Les lecteurs(trices) de la revue ERS connaissent l’importance du vocabulaire et du sens des mots ou expressions.

Il est essentiel de bien définir les choses pour bien se comprendre. Personne ne sous-estime l’importance des dictionnaires. Mais ce travail indispensable est loin d’être simple. Les deux derniers « Mot à mot » publiés par ERS[1, 2], Services écosystémiques, valeur des écosystèmes et Complexe, compliqué, pernicieux, le montrent.

Par ailleurs, la langue française bouge et s’enrichit en permanence, d’où l’existence d’une Commission d’enrichissement de la langue française. La terminologie est au centre de ce processus. Le Petit Robert la définit comme « le vocabulaire particulier utilisé dans un domaine de la connaissance ou un domaine professionnel ». C’est « l’étude systématique des termes ou mots, syntagmes, spéciaux, servant à dénommer classe d’objets et concepts ».

Les commissions de terminologie existent dans divers ministères, par exemple au ministère de la Transition Écologique et Solidaire qui s’intitule Collège d’experts environnement durable de la Commission d’enrichissement de la langue française.

Il est intéressant de lire ce que dit le Dictionnaire historique de la langue française à propos de « terme » [3]. Entre autres, ce mot « désigne l’expression d’une idée par le langage et, au pluriel, de l’ensemble de mots et d’expressions choisis pour communiquer un contenu de pensée ».

Le sens moderne de terminologie s’est répandu au milieu du XIXe siècle.
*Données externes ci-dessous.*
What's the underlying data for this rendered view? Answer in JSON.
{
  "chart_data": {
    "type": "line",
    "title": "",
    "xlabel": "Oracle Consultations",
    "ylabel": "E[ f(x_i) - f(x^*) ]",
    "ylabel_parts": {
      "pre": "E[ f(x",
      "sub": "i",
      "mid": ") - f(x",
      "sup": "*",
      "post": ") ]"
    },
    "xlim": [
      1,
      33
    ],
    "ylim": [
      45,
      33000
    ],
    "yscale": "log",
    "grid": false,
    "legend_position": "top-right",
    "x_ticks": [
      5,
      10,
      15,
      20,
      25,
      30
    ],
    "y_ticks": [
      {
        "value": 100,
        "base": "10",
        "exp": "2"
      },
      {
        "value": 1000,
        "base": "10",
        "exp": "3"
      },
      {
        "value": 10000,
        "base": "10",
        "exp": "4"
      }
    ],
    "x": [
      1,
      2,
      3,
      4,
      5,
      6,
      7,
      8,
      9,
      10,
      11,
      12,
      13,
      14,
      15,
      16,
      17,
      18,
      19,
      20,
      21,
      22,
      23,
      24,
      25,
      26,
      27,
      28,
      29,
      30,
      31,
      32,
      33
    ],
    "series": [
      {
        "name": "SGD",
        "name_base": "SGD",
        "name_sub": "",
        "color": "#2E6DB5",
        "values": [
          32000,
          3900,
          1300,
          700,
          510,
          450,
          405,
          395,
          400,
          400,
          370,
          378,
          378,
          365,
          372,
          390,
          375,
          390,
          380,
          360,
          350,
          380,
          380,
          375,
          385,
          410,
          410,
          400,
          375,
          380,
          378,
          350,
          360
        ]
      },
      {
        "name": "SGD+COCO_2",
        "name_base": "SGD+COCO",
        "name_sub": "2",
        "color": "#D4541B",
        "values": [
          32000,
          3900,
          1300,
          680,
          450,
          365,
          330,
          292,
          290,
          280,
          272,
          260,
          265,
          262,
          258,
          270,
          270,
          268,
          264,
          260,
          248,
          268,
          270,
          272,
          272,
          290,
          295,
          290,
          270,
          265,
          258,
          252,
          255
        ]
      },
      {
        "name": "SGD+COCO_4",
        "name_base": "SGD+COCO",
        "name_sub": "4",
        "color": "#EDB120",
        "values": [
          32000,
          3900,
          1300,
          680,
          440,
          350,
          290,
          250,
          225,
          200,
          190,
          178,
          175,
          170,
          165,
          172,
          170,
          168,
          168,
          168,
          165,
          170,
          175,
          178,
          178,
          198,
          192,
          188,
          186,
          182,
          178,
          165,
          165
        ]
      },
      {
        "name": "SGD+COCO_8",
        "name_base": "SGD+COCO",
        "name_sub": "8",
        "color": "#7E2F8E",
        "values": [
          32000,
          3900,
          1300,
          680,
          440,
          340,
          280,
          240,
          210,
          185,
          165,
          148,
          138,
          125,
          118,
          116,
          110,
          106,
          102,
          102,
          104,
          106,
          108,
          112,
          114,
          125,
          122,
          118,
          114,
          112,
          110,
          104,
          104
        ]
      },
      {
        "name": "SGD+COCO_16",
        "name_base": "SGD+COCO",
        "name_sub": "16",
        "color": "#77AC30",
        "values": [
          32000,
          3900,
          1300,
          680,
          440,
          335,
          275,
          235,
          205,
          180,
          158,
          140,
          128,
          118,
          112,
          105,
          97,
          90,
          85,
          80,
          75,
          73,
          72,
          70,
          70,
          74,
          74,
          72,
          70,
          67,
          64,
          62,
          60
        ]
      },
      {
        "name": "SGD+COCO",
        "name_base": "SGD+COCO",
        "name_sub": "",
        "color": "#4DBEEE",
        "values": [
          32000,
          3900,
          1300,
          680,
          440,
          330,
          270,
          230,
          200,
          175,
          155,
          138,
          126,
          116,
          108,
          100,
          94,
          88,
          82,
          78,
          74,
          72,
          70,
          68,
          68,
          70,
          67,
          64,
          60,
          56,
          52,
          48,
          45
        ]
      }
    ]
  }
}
Des documents édités par la Délégation générale à la langue française et aux langues de France (DGLFLF) nous permettent de mieux appréhender la manière dont les mots sont définis [4]. Il est possible de recevoir la liste des termes dès leur parution au Journal Officiel sur France Terme, et toutes les publications à propos de l’enrichissement de la langue française sont disponibles en ligne sur : www.culture.fr/Ressources/FranceTerme/Librairie.
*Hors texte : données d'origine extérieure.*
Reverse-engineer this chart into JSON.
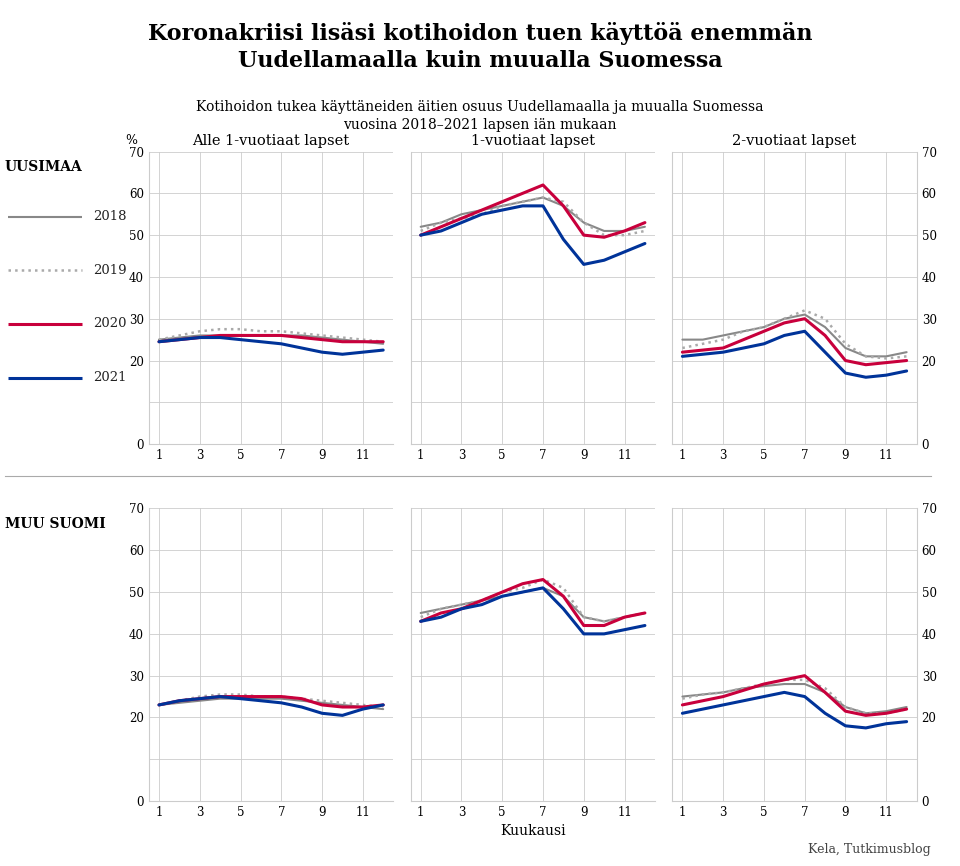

Les termes et expressions très précis utilisés dans les domaines scientifiques et techniques se comptent en millions, alors qu’un dictionnaire général comprend moins de 100 000 mots.

Comment faire face à cet afflux de mots pour les comprendre et les nommer en français ? D’autant plus que nous sommes incités, à juste titre, à parler et écrire en français et à diffuser et employer des termes nouveaux français.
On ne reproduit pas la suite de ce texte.